Wong broke his silence in an exclusive interview with The Sunday Gleaner days after a forensic audit on the project was tabled in Parliament.
The long-serving public servant was forced to resign from the NWA in November 2011 after a damning report by the auditor general into the operations of the JDIP.
But last week, Wong noted that he had waited silently for one year for the release of the forensic audit, and despite the criticisms, the auditors found only procedural breaches and no evidence of criminal wrongdoing.
Wong charged that he was the victim of a political football match played out by members of the Jamaica Labour Party and the People's National Party.

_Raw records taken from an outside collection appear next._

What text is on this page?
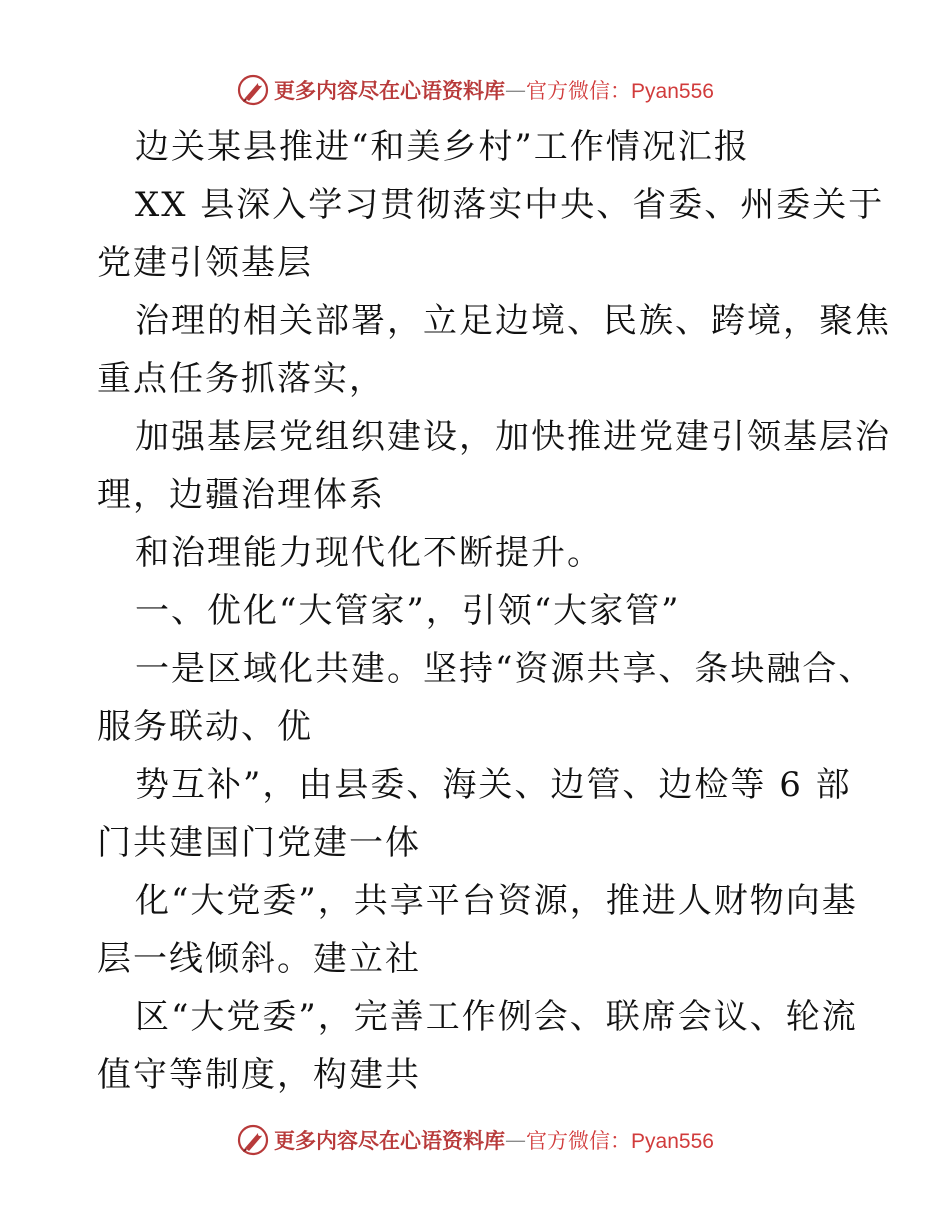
更多内容尽在心语资料库 — 官方微信：Pyan556
边关某县推进“和美乡村”工作情况汇报
XX 县深入学习贯彻落实中央、省委、州委关于
党建引领基层
治理的相关部署，立足边境、民族、跨境，聚焦
重点任务抓落实，
加强基层党组织建设，加快推进党建引领基层治
理，边疆治理体系
和治理能力现代化不断提升。
一、优化“大管家”，引领“大家管”
一是区域化共建。坚持“资源共享、条块融合、
服务联动、优
势互补”，由县委、海关、边管、边检等 6 部
门共建国门党建一体
化“大党委”，共享平台资源，推进人财物向基
层一线倾斜。建立社
区“大党委”，完善工作例会、联席会议、轮流
值守等制度，构建共
更多内容尽在心语资料库 — 官方微信：Pyan556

According to Wong, he was given the proverbial basket to carry water in the lead-up to the 2011 general election.
"It (JDIP) was the product of collective responsibility … . The country's infrastructure was damaged and had to be repaired ... . The likes of the Yallahs pipeline had to be repaired in the national interest, and we were not given the resources. No one can dispute what I am saying," charged Wong as he rejected the claim that he had wilted under pressure.
The auditors found that after coming under tremendous pressure from politicians, Wong chose to ignore the approved budget, in favour of meeting the demands, resulting in JDIP expenditure of approximately US$20 million and US$75 million over budget in 2011 and 2012, respectively.
INFRASTRUCTURE IN BAD SHAPE
Wong told The Sunday Gleaner that he was driven to act by the parlous state of the nation's infrastructure.
"It was in such bad shape, and everybody (members of parliament on both sides of the political divide) was making excessive demands," Wong argued, even as he questioned the conduct of the politicians.
"Where were their voices when the Budget was being crafted and approved in Parliament?"
Wong insisted that no other infrastructural initiative before the JDIP had been exposed to such levels of quality assurance and quality control.
He said the selection of the subcontractors, which was criticised by the auditors, was in accordance with an unwritten protocol.
"The unwritten protocol was established by former Prime Minister P.J. Patterson that MPs must be consulted," he stressed.
"The recommendations of the MPs were, therefore, considered in accordance with the unwritten protocol that existed."